KAZANTSEV, Sergey Mikhailovich (b. 1955 in Leningrad) graduated from the Law Faculty of Leningrad State University (LSU) in 1977, after which he continued studying at the graduate school of LSU. Since 1981, he worked at the Department of Theory and History of State and Law of the Law Faculty of Leningrad State University (later - St. Petersburg State University), having climbed his career ladder from an assistant to deputy dean. From 1993 to 1995, he worked at the Mayor's Office (City Hall) of St. Petersburg and was the chairman of the housing committee. In 2000-2002, he was an arbitrator of the Trial Chamber of the St. Petersburg International Commercial Arbitration for Disputes in Real Estate and Valuation. On March 29, 2002, Kazantsev was appointed judge of the Constitutional Court of the Russian Federation.
Complicity in the constitutional coup and usurpation of power.

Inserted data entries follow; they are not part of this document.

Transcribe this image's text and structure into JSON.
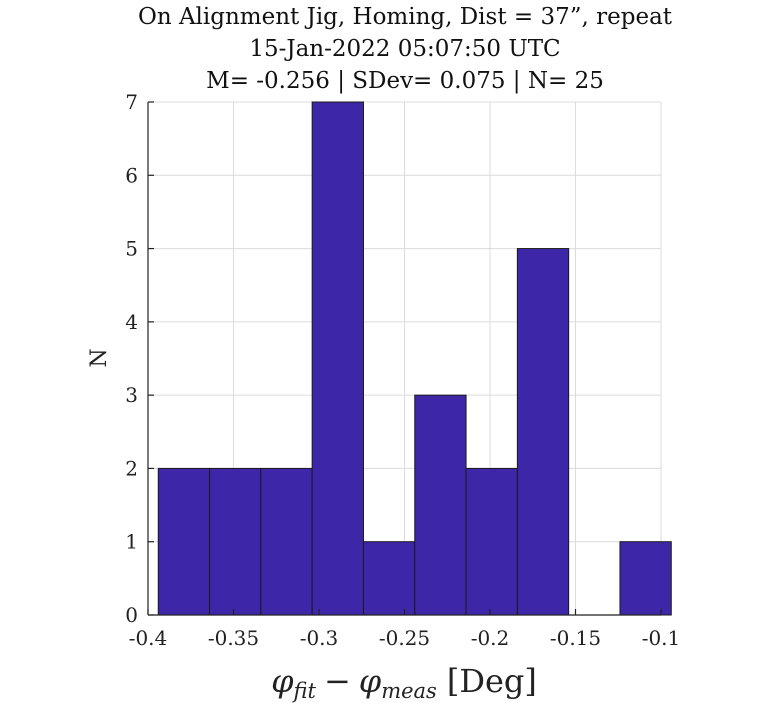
{
  "chart_data": {
    "type": "bar",
    "title": [
      "On Alignment Jig, Homing, Dist = 37”, repeat",
      "15-Jan-2022 05:07:50 UTC",
      "M= -0.256 | SDev= 0.075 | N= 25"
    ],
    "xlabel": "φfit − φmeas [Deg]",
    "xlabel_parts": {
      "phi": "φ",
      "sub1": "fit",
      "minus": "−",
      "sub2": "meas",
      "unit": "[Deg]"
    },
    "ylabel": "N",
    "xlim": [
      -0.4,
      -0.1
    ],
    "ylim": [
      0,
      7
    ],
    "xticks": [
      -0.4,
      -0.35,
      -0.3,
      -0.25,
      -0.2,
      -0.15,
      -0.1
    ],
    "xtick_labels": [
      "-0.4",
      "-0.35",
      "-0.3",
      "-0.25",
      "-0.2",
      "-0.15",
      "-0.1"
    ],
    "yticks": [
      0,
      1,
      2,
      3,
      4,
      5,
      6,
      7
    ],
    "ytick_labels": [
      "0",
      "1",
      "2",
      "3",
      "4",
      "5",
      "6",
      "7"
    ],
    "bin_edges": [
      -0.394,
      -0.364,
      -0.334,
      -0.304,
      -0.274,
      -0.244,
      -0.214,
      -0.184,
      -0.154,
      -0.124,
      -0.094
    ],
    "values": [
      2,
      2,
      2,
      7,
      1,
      3,
      2,
      5,
      0,
      1
    ],
    "grid": true,
    "colors": {
      "bar": "#3d27a8",
      "edge": "#1a1a1a",
      "grid": "#dcdcdc"
    }
  }
}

Judge Sergey Kazantsev belongs to the St. Petersburg cohort of the judges of the Constitutional Court, which is considered to be the most loyal to the Kremlin. He studied at the Faculty of Law at the same time as Vladimir Putin and, moreover, worked with Putin at the Mayor's Office of St. Petersburg in 1993-1995. Nevertheless, Kazantsev had previously allowed himself to express a dissenting opinion, in particular, he did not agree with the conclusions of the Constitutional Court which allowed the property to be confiscated from the accused upon the termination of the criminal case. He also objected to the bill at rallies in 2012, which significantly increased fines for violations at rallies, introduced mandatory work for violators, forbade people from coming to rallies in masks, and imposed penalties for organizing unauthorized demonstrations. However, he, unlike his colleague Konstantin Aranovsky, signed under the approval of Putin's amendments to the Constitution in 2020, and thus bears responsibility for the legalistic design of a personalist dictatorship in Russia.

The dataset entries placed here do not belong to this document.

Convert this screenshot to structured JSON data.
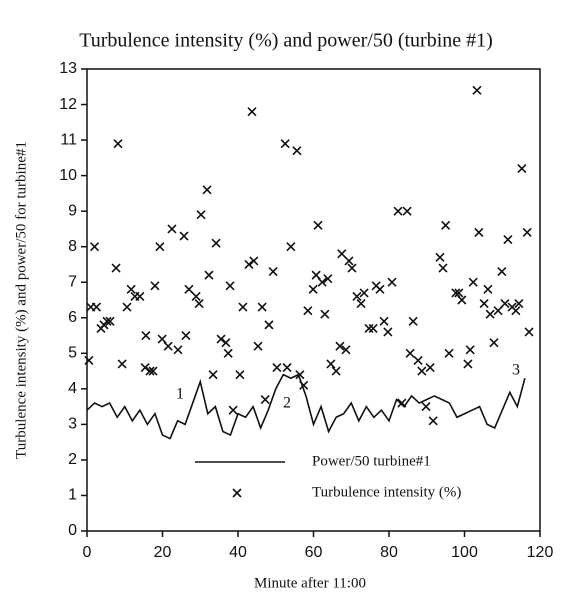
{
  "chart_data": {
    "type": "scatter",
    "title": "Turbulence intensity (%) and power/50 (turbine #1)",
    "x_label": "Minute after 11:00",
    "y_label": "Turbulence intensity (%) and power/50 for turbine#1",
    "xlim": [
      0,
      120
    ],
    "xticks": [
      0,
      20,
      40,
      60,
      80,
      100,
      120
    ],
    "ylim": [
      0,
      13
    ],
    "yticks": [
      0,
      1,
      2,
      3,
      4,
      5,
      6,
      7,
      8,
      9,
      10,
      11,
      12,
      13
    ],
    "legend": "lower center",
    "annotations": [
      "1",
      "2",
      "3"
    ],
    "series": [
      {
        "name": "Power/50 turbine#1",
        "type": "line",
        "color": "#111",
        "x": [
          0,
          2,
          4,
          6,
          8,
          10,
          12,
          14,
          16,
          18,
          20,
          22,
          24,
          26,
          28,
          30,
          32,
          34,
          36,
          38,
          40,
          42,
          44,
          46,
          48,
          50,
          52,
          54,
          56,
          58,
          60,
          62,
          64,
          66,
          68,
          70,
          72,
          74,
          76,
          78,
          80,
          82,
          84,
          86,
          88,
          90,
          92,
          94,
          96,
          98,
          100,
          102,
          104,
          106,
          108,
          110,
          112,
          114,
          116
        ],
        "values": [
          3.4,
          3.6,
          3.5,
          3.6,
          3.2,
          3.5,
          3.1,
          3.4,
          3.0,
          3.3,
          2.7,
          2.6,
          3.1,
          3.0,
          3.6,
          4.2,
          3.3,
          3.5,
          2.8,
          2.7,
          3.3,
          3.2,
          3.5,
          2.9,
          3.4,
          4.0,
          4.4,
          4.3,
          4.4,
          3.8,
          3.0,
          3.5,
          2.8,
          3.2,
          3.3,
          3.6,
          3.1,
          3.5,
          3.2,
          3.4,
          3.1,
          3.7,
          3.5,
          3.8,
          3.6,
          3.7,
          3.8,
          3.7,
          3.6,
          3.2,
          3.3,
          3.4,
          3.5,
          3.0,
          2.9,
          3.4,
          3.9,
          3.5,
          4.3
        ]
      },
      {
        "name": "Turbulence intensity (%)",
        "type": "scatter",
        "color": "#111",
        "x": [
          0.5,
          1,
          2,
          2.5,
          3.7,
          4.5,
          5.3,
          6.1,
          7.7,
          8.2,
          9.3,
          10.6,
          11.7,
          12.7,
          14,
          15.4,
          15.6,
          16.7,
          17.5,
          18,
          19.3,
          19.9,
          21.5,
          22.5,
          24.1,
          25.7,
          26.2,
          27,
          28.9,
          29.7,
          30.2,
          31.8,
          32.3,
          33.4,
          34.2,
          35.5,
          36.8,
          37.4,
          37.9,
          38.7,
          40.5,
          41.3,
          42.9,
          43.7,
          44.2,
          45.3,
          46.4,
          47.2,
          48.2,
          49.3,
          50.3,
          52.5,
          53,
          54,
          55.6,
          56.4,
          57.4,
          58.5,
          59.9,
          60.7,
          61.2,
          62.3,
          63,
          63.8,
          64.6,
          66,
          67,
          67.5,
          68.6,
          69.4,
          70.2,
          71.5,
          72.6,
          73.4,
          74.7,
          75.8,
          76.6,
          77.6,
          78.7,
          79.7,
          80.8,
          82.4,
          83.4,
          84.8,
          85.6,
          86.4,
          87.7,
          88.7,
          89.8,
          90.9,
          91.7,
          93.5,
          94.3,
          95,
          95.9,
          97.7,
          98.5,
          99.3,
          100.9,
          101.5,
          102.3,
          103.3,
          103.8,
          105.2,
          106.2,
          106.8,
          107.8,
          108.9,
          109.9,
          110.7,
          111.5,
          112.6,
          113.6,
          114.4,
          115.2,
          116.6,
          117.1
        ],
        "values": [
          4.8,
          6.3,
          8.0,
          6.3,
          5.7,
          5.8,
          5.9,
          5.9,
          7.4,
          10.9,
          4.7,
          6.3,
          6.8,
          6.6,
          6.6,
          4.6,
          5.5,
          4.5,
          4.5,
          6.9,
          8.0,
          5.4,
          5.2,
          8.5,
          5.1,
          8.3,
          5.5,
          6.8,
          6.6,
          6.4,
          8.9,
          9.6,
          7.2,
          4.4,
          8.1,
          5.4,
          5.3,
          5.0,
          6.9,
          3.4,
          4.4,
          6.3,
          7.5,
          11.8,
          7.6,
          5.2,
          6.3,
          3.7,
          5.8,
          7.3,
          4.6,
          10.9,
          4.6,
          8.0,
          10.7,
          4.4,
          4.1,
          6.2,
          6.8,
          7.2,
          8.6,
          7.0,
          6.1,
          7.1,
          4.7,
          4.5,
          5.2,
          7.8,
          5.1,
          7.6,
          7.4,
          6.6,
          6.4,
          6.7,
          5.7,
          5.7,
          6.9,
          6.8,
          5.9,
          5.6,
          7.0,
          9.0,
          3.6,
          9.0,
          5.0,
          5.9,
          4.8,
          4.5,
          3.5,
          4.6,
          3.1,
          7.7,
          7.4,
          8.6,
          5.0,
          6.7,
          6.7,
          6.5,
          4.7,
          5.1,
          7.0,
          12.4,
          8.4,
          6.4,
          6.8,
          6.1,
          5.3,
          6.2,
          7.3,
          6.4,
          8.2,
          6.3,
          6.2,
          6.4,
          10.2,
          8.4,
          5.6
        ]
      }
    ]
  }
}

Recall that in 2020, during the hasty passing of Putin's amendments to the Basic Law, the Constitutional Court acted as the legalizer of the coup. On March 10, United Russia MP Valentina Tereshkova proposed lifting restrictions on the number of presidential terms or allowing re-election of Vladimir Putin to the presidency (“nullifying” the number of terms already held by him as president). Putin, who suddenly appeared at a meeting of the Duma, supported Tereshkova’s statement but referred to the need to obtain a Constitutional Court opinion on the conformity of the amendments to the current Constitution. Already after two days of consideration, the Constitutional Court almost wholly recognized the legality of “nullifying,” although in 1998, considering a similar case, it had forbidden President Yeltsin to run for the third time in a row. It is noteworthy that the judges explained the new decision by the “special clause” included in the Basic Law which had been absent earlier, which takes into account certain “historical factors <...>, including the degree of threats to the state and society, the state of the political and economic systems.” According to many experts and analysts, allowing Putin to remain president after 2024 was the main goal of the whole venture with the amendments.

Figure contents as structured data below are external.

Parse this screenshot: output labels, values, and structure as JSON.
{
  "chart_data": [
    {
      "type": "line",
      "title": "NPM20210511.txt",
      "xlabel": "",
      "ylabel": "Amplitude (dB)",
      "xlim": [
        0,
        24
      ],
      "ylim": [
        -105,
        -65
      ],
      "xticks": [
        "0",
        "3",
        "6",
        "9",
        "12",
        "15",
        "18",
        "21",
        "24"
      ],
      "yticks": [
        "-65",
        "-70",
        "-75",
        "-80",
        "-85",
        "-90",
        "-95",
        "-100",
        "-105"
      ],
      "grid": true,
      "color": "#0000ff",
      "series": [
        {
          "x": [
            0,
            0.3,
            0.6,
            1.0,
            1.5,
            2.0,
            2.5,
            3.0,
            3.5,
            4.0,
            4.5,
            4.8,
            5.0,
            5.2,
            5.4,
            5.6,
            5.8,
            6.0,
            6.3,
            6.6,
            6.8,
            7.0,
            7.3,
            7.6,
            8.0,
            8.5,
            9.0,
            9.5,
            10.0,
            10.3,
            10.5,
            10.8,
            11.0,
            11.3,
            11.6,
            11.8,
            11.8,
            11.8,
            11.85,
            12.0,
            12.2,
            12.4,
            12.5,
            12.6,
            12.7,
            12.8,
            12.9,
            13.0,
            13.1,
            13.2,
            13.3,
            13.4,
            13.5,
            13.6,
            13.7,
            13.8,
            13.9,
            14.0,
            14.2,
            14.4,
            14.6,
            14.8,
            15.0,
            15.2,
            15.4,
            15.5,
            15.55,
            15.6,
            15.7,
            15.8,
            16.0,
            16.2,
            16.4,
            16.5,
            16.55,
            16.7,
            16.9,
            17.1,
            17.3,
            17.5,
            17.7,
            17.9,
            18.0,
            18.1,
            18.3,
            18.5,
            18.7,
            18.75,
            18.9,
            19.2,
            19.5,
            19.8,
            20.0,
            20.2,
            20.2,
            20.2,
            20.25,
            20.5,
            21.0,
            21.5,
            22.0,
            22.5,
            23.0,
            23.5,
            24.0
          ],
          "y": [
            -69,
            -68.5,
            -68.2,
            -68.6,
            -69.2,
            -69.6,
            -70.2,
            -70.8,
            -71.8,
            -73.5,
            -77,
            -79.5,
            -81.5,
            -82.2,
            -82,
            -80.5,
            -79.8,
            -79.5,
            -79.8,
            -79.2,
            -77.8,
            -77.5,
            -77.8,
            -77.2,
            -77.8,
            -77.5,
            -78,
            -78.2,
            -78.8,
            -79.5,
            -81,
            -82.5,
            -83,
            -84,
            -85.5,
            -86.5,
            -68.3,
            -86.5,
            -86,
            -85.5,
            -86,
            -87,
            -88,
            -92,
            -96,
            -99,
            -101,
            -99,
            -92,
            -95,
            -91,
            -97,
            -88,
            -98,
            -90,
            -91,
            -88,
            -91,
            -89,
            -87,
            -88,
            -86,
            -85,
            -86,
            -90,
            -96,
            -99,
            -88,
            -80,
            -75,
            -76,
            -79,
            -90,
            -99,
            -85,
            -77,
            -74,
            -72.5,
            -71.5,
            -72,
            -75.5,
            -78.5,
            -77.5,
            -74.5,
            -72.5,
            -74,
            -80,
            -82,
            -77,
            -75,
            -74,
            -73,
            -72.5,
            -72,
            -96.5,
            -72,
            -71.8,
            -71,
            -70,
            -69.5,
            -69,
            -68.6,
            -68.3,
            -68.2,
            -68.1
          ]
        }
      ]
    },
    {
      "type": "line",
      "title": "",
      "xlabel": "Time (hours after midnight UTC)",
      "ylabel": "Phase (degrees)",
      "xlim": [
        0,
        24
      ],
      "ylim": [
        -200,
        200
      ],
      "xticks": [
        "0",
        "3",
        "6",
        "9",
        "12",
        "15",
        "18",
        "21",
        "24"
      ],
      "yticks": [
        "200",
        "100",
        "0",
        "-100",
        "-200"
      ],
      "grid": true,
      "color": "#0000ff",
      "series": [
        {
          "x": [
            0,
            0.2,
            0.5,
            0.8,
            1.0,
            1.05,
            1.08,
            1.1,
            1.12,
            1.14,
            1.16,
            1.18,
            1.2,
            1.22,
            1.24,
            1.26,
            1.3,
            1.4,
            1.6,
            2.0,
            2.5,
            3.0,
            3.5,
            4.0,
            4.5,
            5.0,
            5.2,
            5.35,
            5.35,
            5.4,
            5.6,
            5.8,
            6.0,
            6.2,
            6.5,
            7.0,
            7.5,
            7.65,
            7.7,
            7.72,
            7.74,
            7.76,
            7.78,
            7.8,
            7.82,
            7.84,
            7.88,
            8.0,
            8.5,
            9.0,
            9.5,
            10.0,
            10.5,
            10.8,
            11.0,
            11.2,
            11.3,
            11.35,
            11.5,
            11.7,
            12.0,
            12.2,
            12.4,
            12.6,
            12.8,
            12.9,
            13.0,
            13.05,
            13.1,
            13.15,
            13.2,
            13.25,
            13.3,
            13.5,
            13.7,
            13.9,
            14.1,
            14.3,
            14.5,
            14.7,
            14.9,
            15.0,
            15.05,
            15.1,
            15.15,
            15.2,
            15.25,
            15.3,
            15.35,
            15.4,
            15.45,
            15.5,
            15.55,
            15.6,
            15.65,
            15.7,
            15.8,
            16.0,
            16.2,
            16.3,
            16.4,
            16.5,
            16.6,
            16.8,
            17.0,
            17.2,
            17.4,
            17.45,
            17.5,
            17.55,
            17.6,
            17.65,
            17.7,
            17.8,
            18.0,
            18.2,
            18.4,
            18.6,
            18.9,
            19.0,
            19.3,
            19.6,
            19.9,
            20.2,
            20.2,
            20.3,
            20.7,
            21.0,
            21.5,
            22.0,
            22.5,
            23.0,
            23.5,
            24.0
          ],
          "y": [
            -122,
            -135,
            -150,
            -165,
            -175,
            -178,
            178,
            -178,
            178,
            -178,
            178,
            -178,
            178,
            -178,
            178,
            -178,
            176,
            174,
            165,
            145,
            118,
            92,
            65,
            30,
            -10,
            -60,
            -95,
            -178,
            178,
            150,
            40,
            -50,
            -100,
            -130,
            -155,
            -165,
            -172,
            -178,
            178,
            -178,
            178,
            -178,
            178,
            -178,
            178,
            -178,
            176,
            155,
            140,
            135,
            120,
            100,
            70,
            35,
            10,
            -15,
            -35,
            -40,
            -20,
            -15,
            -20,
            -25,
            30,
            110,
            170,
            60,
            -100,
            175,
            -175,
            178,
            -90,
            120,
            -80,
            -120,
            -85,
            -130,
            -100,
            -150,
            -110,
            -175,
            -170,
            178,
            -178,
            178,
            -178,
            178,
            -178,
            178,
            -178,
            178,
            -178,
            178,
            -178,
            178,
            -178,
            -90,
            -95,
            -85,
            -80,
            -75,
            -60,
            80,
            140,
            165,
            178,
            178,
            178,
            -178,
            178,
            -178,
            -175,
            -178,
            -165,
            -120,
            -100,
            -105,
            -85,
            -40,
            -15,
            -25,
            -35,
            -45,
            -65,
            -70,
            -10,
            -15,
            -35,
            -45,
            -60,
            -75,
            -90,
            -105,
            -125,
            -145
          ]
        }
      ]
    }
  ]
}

As early as March 14, 2020, Putin signed hastily drafted amendments. Besides “nullifying the terms,” they allow the Russian authorities to ignore the decisions of the European Court of Human Rights, introduce the concept of “internal threats” that the Security Council of the Russian Federation must fight, and also expand the powers of the president. They completed the constitutional and legal drafting of Putin's dictatorship and are regarded by the Free Russia Forum as an illegitimate and anti-democratic constitutional coup.